2. The better thou disposest thyself for suffering, the more wisely dost thou act, and the more dost thou merit; and thou wilt bear it more easily if both in mind and by habit thou art diligently prepared thereto.
Do not say, I cannot endure these things from such a man, and things of this kind are not to be suffered by me, for he hath done me a great injury, and he upbraideth me with things I never thought of; but I will suffer willingly from another, and as far as I shall judge fitting for me to suffer.
Such a thought is foolish, which considereth not the virtue of patience, nor by whom it shall be crowned, but rather weigheth the persons, and the offenses committed.
3. He is not a truly patient man who will suffer nothing, only so much as he shall think fit, and from whom he pleaseth.
The truly patient man mindeth not by what manner of man it is he is exercised, whether by his own superior, whether by an equal, or an inferior; whether by a good and holy man, or by one that is perverse and unworthy.
But how much soever and how often soever any adversity happeneth to him from any creature, he taketh it all equally with thanksgiving as from the hand of God, and esteemeth it a great gain.

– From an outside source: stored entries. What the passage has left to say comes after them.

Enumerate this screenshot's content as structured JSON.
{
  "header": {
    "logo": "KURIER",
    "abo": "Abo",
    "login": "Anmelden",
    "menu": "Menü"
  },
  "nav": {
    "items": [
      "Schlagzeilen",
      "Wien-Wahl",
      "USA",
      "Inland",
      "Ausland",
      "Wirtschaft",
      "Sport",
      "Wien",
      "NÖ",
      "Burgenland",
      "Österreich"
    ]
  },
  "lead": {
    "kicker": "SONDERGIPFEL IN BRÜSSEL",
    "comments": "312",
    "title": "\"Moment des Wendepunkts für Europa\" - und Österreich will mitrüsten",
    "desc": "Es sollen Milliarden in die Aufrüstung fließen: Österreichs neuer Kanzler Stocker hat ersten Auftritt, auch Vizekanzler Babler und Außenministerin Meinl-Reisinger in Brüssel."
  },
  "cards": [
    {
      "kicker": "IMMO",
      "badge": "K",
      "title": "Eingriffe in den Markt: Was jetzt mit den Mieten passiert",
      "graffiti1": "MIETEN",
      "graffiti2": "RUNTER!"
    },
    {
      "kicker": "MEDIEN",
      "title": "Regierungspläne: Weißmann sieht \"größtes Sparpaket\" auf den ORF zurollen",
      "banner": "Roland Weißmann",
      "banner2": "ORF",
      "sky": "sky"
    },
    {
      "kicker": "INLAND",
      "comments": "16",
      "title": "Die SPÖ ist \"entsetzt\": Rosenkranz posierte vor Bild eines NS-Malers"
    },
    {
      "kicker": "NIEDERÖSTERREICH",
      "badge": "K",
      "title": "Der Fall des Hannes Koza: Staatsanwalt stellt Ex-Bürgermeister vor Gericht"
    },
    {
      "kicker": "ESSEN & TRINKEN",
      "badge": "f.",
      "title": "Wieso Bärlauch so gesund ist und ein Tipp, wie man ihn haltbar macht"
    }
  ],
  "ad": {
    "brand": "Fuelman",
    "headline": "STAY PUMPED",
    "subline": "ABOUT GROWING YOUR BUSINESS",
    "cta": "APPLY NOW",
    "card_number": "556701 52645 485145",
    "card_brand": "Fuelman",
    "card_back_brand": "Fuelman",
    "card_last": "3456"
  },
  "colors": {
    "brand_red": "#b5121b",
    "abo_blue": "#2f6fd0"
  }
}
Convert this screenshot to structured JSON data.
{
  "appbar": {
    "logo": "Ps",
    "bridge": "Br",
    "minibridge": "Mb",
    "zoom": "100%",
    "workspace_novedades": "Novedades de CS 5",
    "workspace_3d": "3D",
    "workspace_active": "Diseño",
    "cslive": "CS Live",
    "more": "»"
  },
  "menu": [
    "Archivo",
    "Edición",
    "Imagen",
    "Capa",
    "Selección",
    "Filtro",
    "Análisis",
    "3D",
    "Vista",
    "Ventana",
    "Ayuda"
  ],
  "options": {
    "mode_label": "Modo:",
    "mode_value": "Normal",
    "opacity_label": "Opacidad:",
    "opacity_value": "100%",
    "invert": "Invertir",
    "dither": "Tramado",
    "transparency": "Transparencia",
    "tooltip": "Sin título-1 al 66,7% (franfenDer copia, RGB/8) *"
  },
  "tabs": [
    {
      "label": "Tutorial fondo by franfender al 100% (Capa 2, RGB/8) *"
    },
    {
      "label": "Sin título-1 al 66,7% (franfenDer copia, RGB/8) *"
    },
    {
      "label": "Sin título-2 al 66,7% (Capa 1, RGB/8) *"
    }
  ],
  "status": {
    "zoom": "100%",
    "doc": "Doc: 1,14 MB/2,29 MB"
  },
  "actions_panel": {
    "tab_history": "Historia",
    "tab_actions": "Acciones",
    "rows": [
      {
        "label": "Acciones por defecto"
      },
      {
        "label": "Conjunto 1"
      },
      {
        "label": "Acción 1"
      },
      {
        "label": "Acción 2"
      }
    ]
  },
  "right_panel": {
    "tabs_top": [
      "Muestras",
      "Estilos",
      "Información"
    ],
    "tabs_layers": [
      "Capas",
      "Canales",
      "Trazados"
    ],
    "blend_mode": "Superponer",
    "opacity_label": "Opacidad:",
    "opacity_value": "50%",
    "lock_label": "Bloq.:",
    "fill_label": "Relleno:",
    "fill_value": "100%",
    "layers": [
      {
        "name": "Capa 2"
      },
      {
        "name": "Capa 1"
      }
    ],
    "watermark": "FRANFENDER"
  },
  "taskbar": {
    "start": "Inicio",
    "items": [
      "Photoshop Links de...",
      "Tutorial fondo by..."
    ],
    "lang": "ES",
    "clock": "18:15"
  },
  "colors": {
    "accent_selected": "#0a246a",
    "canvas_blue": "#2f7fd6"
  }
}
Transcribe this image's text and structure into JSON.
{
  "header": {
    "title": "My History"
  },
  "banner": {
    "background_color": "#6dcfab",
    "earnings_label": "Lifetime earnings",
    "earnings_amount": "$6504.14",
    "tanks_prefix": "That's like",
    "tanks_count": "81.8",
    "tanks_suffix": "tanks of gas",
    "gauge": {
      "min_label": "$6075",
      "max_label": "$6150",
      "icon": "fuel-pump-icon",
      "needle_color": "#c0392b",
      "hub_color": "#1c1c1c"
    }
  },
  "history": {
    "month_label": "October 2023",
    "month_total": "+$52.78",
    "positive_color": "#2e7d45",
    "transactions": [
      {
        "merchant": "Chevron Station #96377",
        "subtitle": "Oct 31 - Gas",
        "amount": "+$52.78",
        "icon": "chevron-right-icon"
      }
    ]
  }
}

For with God not anything, how trifling soever, suffered for God's sake, shall go unrewarded.
4. Be thou, therefore, prepared to fight, if thou desirest to gain the victory.
Without conflict thou canst not attain the crown of patience.
If thou wilt not suffer, thou refusest to be crowned; but if thou desirest to be crowned, fight manfully, and endure patiently.
Without labor there is no coming to rest, nor without fighting do we arrive at victory.
5. Make, O Lord, that possible to me by grace, which seemeth impossible to me by nature.
Thou knowest how little I can bear, and that I am soon dejected when a small adversity ariseth.
Let all exercises of tribulation become lovely and most desirable to me for Thy Name's sake; for to suffer and to be afflicted for Thee is very healthful for my soul.
THE practice of patience consists, first, in receiving all misfortunes as coming from the hand of God; secondly, in bearing all things with resignation; thirdly, in never murmuring under contradictions; fourthly, in believing that, having deserved Hell, no one can do us wrong or injustice; fifthly, in complaining only of ourselves; sixthly, in not speaking when the heart is full; seventhly, in thanking God for evil as well as for good; in a word, in frequently saying with holy Job: "The Lord gave, and the Lord hath taken away; blessed be His holy Name." Such is the practice of patience, which is so necessary for salvation, and yet so rare among Christians; for although there is no one but who suffers much, yet very few suffer as they ought.
Long and constant patience in our trials and difficulties is a penitential and powerful means of effacing sin, which, when God punishes in this life, we may hope He will not punish in the next.
GRANT, O my Savior, that Thy patience in bearing with me and suffering for me may be the model and principle of my patience in suffering for Thee; and that, entering into Thy designs for my salvation, which Thou wouldst secure for me by the good use I make of afflictions, I may receive all things with humble submission to Thy holy will. Amen.